A defining feature of our world is life. To our current knowledge, Earth is the only planet that has that.
Despite the destruction of the environment, life is still present in every corner of the world, even in the most extreme places imaginable…
For all we know, Earth is the only planet with life. But how did it start? (Illustration image: PxHere)
But why is that? How did life begin on Earth? What sequence of events led to the emergence of birds, insects, amoeba, and humans?
In fact, figuring out how life began on Earth is much harder than filling in the missing chapters in the world history book. This question also leads to other big questions: How rare is life on any given planet? What is the probability of life appearing on any planet?
Unfortunately, we don’t have all the pieces of the story of the origin of life. But what we do know shows that this story has a very wide scope, and it also takes us on an adventure back to the original time of the world.
It all starts with water.
1. Where does the water on Earth come from?
There is no clear answer to the question of where Earth’s water comes from. (Photo courtesy: Flickr/Andrea Della Adriano)
To find out why there is life on Earth we have to start with water, because it is the only thing on Earth that all life needs. Different life forms can survive on wildly different food sources, but no species can survive without water.
But it is strange that scientists still do not fully understand how water has covered two-thirds of the world’s surface and created the first conditions necessary for life.
The problem is that when the Earth was forming, it was extremely hot. Therefore, the water that surrounds the surface of our planet will at first be evaporated.
Lydia Hallis, a planetary scientist at the University of Glasgow, told Unexplainable’s Noam Hassenfeld: “So how do you get so much liquid condensate on the surface of a planet that should be very, very much? hot?” .
Scientists may have thought of several possible explanations. Could water have been delivered from comets that collided with Earth? Or, more strangely, do we only have water due to an extremely random event of the planets, such as Jupiter moving toward the Sun from the outer edge of the solar system? Or was the water somehow buried deep inside the early Earth?
2. How did life begin on a water-filled globe?
Even single-celled organisms can be incredibly complex. So how did life first form? (Artwork: Flickr/FWC Fish and Wildlife Research Institute)
Once water appeared, life was probably also present. Therefore, it is possible that life did not begin on Earth at all.
But if scientists doubt it, it’s justifiable.
For decades, scientists have been trying to recreate in the laboratory the conditions of the Earth when it was first filled with water. The idea is that, if they can mimic the conditions of the early Earth, perhaps they will eventually be able to create something similar to the simple cells that first formed on their planet. billions of years ago. From there, they were able to assemble a story about how life began on Earth.
This direction of research has demonstrated some amazing successes. In the 1950s, scientists Harold Urey and Stanley Miller showed that it was possible to synthesize the amino acid glycine – that is, one of the most basic building blocks of life – by mixing a number of gases was filled with the atmosphere billions of years ago, with simulated temperatures and lightning.

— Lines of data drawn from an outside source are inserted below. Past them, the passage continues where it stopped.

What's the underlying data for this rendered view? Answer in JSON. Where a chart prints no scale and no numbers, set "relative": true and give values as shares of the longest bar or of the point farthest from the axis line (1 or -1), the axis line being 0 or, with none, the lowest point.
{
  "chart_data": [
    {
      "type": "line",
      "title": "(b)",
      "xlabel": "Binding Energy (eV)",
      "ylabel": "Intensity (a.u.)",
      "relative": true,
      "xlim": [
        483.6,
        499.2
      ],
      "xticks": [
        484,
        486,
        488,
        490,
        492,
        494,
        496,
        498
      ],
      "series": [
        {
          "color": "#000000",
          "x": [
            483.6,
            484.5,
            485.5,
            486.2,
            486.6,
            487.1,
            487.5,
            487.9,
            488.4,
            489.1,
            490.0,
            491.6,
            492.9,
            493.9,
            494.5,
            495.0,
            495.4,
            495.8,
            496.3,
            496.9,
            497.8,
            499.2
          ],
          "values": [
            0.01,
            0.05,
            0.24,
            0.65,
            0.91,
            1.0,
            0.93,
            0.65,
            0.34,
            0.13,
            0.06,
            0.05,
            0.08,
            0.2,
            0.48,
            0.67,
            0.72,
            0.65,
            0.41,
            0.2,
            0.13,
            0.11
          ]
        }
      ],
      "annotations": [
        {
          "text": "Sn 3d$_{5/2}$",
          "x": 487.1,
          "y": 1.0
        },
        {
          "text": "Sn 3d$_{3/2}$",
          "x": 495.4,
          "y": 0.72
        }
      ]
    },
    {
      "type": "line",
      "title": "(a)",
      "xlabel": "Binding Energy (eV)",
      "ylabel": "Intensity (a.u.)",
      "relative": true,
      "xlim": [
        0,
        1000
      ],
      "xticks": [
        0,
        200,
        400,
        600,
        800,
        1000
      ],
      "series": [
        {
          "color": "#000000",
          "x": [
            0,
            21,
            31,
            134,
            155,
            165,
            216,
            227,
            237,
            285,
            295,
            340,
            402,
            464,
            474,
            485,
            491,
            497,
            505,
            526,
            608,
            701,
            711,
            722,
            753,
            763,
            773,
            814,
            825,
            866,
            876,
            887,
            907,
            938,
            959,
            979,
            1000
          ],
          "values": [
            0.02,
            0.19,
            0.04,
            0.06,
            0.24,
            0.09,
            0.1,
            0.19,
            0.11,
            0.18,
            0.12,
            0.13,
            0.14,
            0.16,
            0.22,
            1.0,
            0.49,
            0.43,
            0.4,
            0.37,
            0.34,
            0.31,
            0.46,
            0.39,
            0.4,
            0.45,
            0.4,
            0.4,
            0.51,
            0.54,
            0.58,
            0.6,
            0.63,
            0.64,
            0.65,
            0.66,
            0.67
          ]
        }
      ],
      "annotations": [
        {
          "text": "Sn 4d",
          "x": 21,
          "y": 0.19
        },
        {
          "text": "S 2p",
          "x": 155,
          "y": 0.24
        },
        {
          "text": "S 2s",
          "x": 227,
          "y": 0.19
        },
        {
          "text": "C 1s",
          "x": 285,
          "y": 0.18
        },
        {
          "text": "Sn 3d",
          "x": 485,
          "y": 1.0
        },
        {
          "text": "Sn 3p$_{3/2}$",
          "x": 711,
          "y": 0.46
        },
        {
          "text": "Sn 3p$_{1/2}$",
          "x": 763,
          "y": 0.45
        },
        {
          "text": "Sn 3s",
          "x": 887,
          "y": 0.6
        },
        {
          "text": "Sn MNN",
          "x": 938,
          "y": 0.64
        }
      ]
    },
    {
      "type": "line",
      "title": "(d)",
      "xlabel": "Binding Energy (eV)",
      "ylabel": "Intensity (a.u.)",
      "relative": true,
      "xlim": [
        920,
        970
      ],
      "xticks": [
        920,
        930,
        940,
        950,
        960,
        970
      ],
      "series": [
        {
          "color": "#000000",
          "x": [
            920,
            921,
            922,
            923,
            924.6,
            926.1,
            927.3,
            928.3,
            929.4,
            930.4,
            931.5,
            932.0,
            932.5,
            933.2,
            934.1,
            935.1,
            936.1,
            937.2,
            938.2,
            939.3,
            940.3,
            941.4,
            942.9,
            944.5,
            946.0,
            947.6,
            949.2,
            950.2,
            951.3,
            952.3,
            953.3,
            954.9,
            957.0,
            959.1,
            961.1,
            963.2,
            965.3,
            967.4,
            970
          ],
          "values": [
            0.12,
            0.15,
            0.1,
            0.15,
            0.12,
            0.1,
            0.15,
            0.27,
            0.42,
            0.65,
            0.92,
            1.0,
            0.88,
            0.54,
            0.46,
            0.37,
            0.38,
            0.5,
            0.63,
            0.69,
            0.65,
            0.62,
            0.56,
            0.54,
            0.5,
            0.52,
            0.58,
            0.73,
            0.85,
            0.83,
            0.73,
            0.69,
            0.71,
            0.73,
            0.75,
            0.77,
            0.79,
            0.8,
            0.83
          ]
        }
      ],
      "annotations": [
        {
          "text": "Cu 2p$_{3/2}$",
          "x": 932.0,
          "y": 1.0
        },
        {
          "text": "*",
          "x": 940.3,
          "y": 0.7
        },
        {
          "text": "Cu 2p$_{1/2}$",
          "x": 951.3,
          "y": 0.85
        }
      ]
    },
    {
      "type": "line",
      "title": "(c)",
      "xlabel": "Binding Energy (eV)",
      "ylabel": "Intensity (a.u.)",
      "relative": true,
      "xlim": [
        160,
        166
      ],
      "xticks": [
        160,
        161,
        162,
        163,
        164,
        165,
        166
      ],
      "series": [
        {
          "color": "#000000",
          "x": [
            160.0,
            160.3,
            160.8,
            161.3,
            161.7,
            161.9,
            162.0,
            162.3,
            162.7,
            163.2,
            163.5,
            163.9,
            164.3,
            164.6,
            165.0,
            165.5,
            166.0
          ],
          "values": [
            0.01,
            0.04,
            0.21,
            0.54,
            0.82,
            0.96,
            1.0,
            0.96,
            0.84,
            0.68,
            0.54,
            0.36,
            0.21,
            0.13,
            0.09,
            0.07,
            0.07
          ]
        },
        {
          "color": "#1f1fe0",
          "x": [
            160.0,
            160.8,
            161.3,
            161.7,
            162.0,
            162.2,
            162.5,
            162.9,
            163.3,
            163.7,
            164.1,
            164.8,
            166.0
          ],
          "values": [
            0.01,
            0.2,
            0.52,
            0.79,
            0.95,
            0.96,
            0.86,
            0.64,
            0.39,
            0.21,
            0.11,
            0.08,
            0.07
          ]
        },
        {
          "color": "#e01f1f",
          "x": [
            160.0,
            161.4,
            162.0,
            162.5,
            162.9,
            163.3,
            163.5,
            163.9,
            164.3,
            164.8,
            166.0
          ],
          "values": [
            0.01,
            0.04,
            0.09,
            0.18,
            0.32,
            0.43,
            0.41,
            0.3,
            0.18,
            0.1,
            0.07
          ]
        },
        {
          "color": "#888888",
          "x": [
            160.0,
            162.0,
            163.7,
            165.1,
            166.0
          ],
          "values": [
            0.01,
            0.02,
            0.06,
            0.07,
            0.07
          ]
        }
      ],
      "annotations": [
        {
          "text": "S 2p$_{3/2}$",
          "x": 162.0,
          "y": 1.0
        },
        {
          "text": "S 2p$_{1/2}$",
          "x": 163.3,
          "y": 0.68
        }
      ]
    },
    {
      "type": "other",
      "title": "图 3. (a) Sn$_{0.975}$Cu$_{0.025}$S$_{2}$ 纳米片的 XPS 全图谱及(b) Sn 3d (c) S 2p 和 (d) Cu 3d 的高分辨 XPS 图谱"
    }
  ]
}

Since then, scientists have been able to create blobs of lipids that look a lot like cell membranes. And they made RNA molecules form, just like simplified DNA. However, scientists have not yet been able to get all the ingredients of life created in the lab and assembled into a single cell.
So what’s in the way?
What if scientists really succeeded and created life in a bottle? They can uncover not only the story of the origin of life on Earth, but also come to a shocking conclusion about how common life is in the universe.
3. So what is life?
We still cannot define life. (Artwork: Pexels)
No matter how life began, we know today that it is pervading the Earth. We recognize life when we see it. But do we know what life is basically all about?
The answer is no.
Carl Zimmer, science reporter and author of Life’s Edge: The Search for What it Means to be Alive, says: “No one has been able to define life yet, and some will tell you it does. is impossible”.
We have no shortage of efforts to define life. “There are hundreds of definitions of life that scientists themselves have published in the scientific literature,” says Zimmer.
The question of what is life sounds easy, like something a fifth grader could answer. “It seems like an easy question because we feel life,” says Zimmer.
Our brains are actually tuned to recognize things like biological movement. We have the hardware to detect life. But that doesn’t mean we’ll know what it is.”
The problem is, for every definition of life, scientists can think of an exception that makes that definition wrong. For example, NASA’s definition of life: “Life is a self-sustaining chemical system capable of Darwinian evolution.” But this definition would exclude viruses, as they are not “self-sustaining” and can only survive and multiply by entering a host.
On the one hand, the definition of life will be very useful when we look for signs of it on other planets and moons. But on the other hand, how do we know that we have found life? Because as Zimmer explains, we probably can’t define life at least with current knowledge.